Some vegetable fibers also come from fruits (coconut, oil palm, etc) or from stalk (wood, bamboo, etc.)

Animal fibers

Animal fibers, as the name indicates, are the ones extracted from animals. These fibers are protein fibers, made from a repeating polyamide unit. Here again, these fibers can be subclassified by sources and can come from:

  • Some animal fibers are extracted from hairs of different animals. The most common is wool, extracted from the hairs of sheep.

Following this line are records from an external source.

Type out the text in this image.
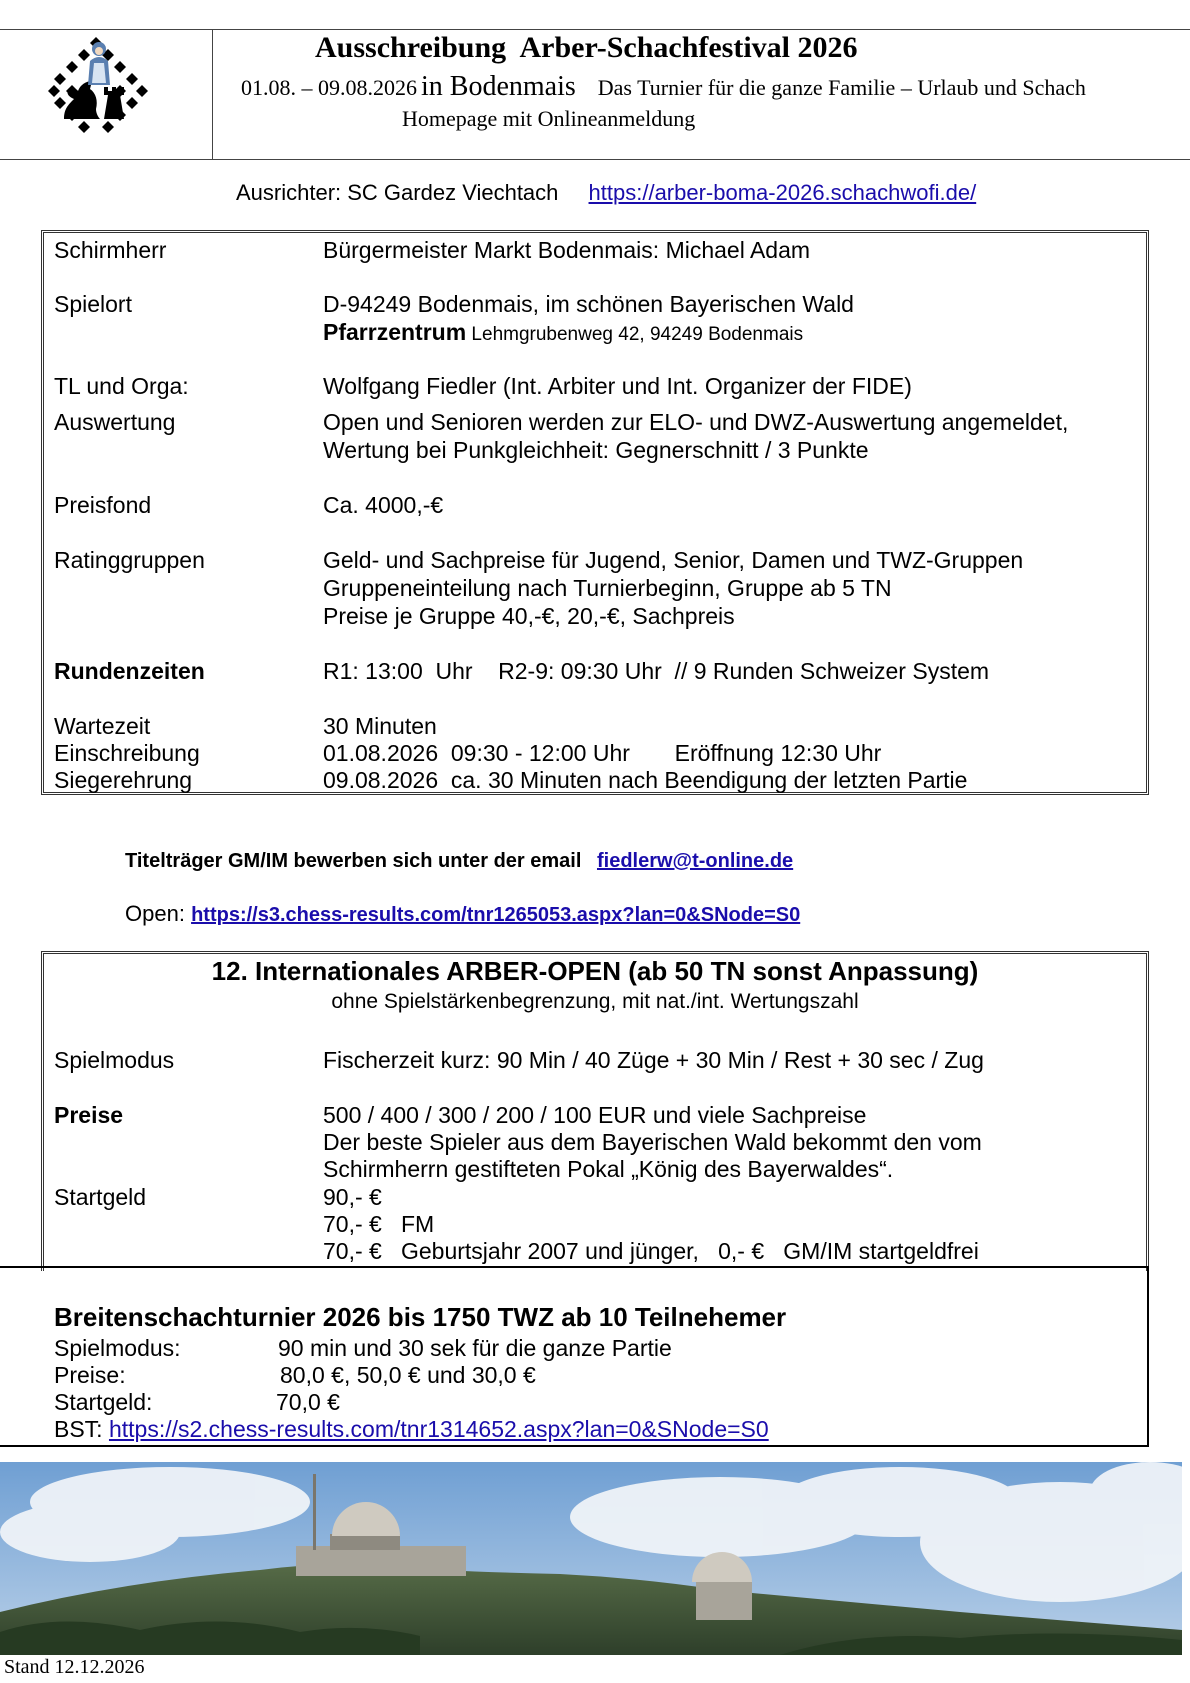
Ausschreibung  Arber-Schachfestival 2026
01.08. – 09.08.2026 in Bodenmais Das Turnier für die ganze Familie – Urlaub und Schach
Homepage mit Onlineanmeldung
Ausrichter: SC Gardez Viechtach https://arber-boma-2026.schachwofi.de/
Schirmherr	Bürgermeister Markt Bodenmais: Michael Adam
Spielort	D-94249 Bodenmais, im schönen Bayerischen Wald
Pfarrzentrum Lehmgrubenweg 42, 94249 Bodenmais
TL und Orga:	Wolfgang Fiedler (Int. Arbiter und Int. Organizer der FIDE)
Auswertung	Open und Senioren werden zur ELO- und DWZ-Auswertung angemeldet,
Wertung bei Punkgleichheit: Gegnerschnitt / 3 Punkte
Preisfond	Ca. 4000,-€
Ratinggruppen	Geld- und Sachpreise für Jugend, Senior, Damen und TWZ-Gruppen
Gruppeneinteilung nach Turnierbeginn, Gruppe ab 5 TN
Preise je Gruppe 40,-€, 20,-€, Sachpreis
Rundenzeiten	R1: 13:00  Uhr    R2-9: 09:30 Uhr  // 9 Runden Schweizer System
Wartezeit	30 Minuten
Einschreibung	01.08.2026  09:30 - 12:00 Uhr       Eröffnung 12:30 Uhr
Siegerehrung	09.08.2026  ca. 30 Minuten nach Beendigung der letzten Partie
Titelträger GM/IM bewerben sich unter der email fiedlerw@t-online.de
Open: https://s3.chess-results.com/tnr1265053.aspx?lan=0&SNode=S0
12. Internationales ARBER-OPEN (ab 50 TN sonst Anpassung)
ohne Spielstärkenbegrenzung, mit nat./int. Wertungszahl
Spielmodus	Fischerzeit kurz: 90 Min / 40 Züge + 30 Min / Rest + 30 sec / Zug
Preise	500 / 400 / 300 / 200 / 100 EUR und viele Sachpreise
Der beste Spieler aus dem Bayerischen Wald bekommt den vom
Schirmherrn gestifteten Pokal „König des Bayerwaldes“.
Startgeld	90,- €
70,- €   FM
70,- €   Geburtsjahr 2007 und jünger,   0,- €   GM/IM startgeldfrei
Breitenschachturnier 2026 bis 1750 TWZ ab 10 Teilnehemer
Spielmodus:	90 min und 30 sek für die ganze Partie
Preise:	80,0 €, 50,0 € und 30,0 €
Startgeld:	70,0 €
BST: https://s2.chess-results.com/tnr1314652.aspx?lan=0&SNode=S0
Stand 12.12.2026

You can also come across cashmere, extracted from the cashmere goat, mohair from the angora rabbit, or camel fibers from camel hairs.
  • Other animal fibers can be extracted from animal secretion, the most widely know fiber of that origin is silk, that comes from silkworm.

Mineral fibers

This is the third class of natural fibers, usually not suitable for clothing. The most known mineral fiber is asbestos, the collective name of a group of six natural fibers. Abestos was widely used in construction for insulation or domestic purposes in the second half of the XXth century, but was found to be harmful for humans and is no longer in use.

Where does recycled cotton stand in the fiber classification?

When it comes to recycled cotton. It all depends on the type of recycling. Mechanically recycled cotton, as we do it at Recover™, is still considered as cotton and classified as a natural fiber material that can be transformed in yarns, then fabrics and then clothing. However, when cotton is recycled through a chemical process, it is transformed into a man-made cellulosic fiber, also called MMCF, and is no longer considered as a natural fiber but as a semi-synthetic fiber.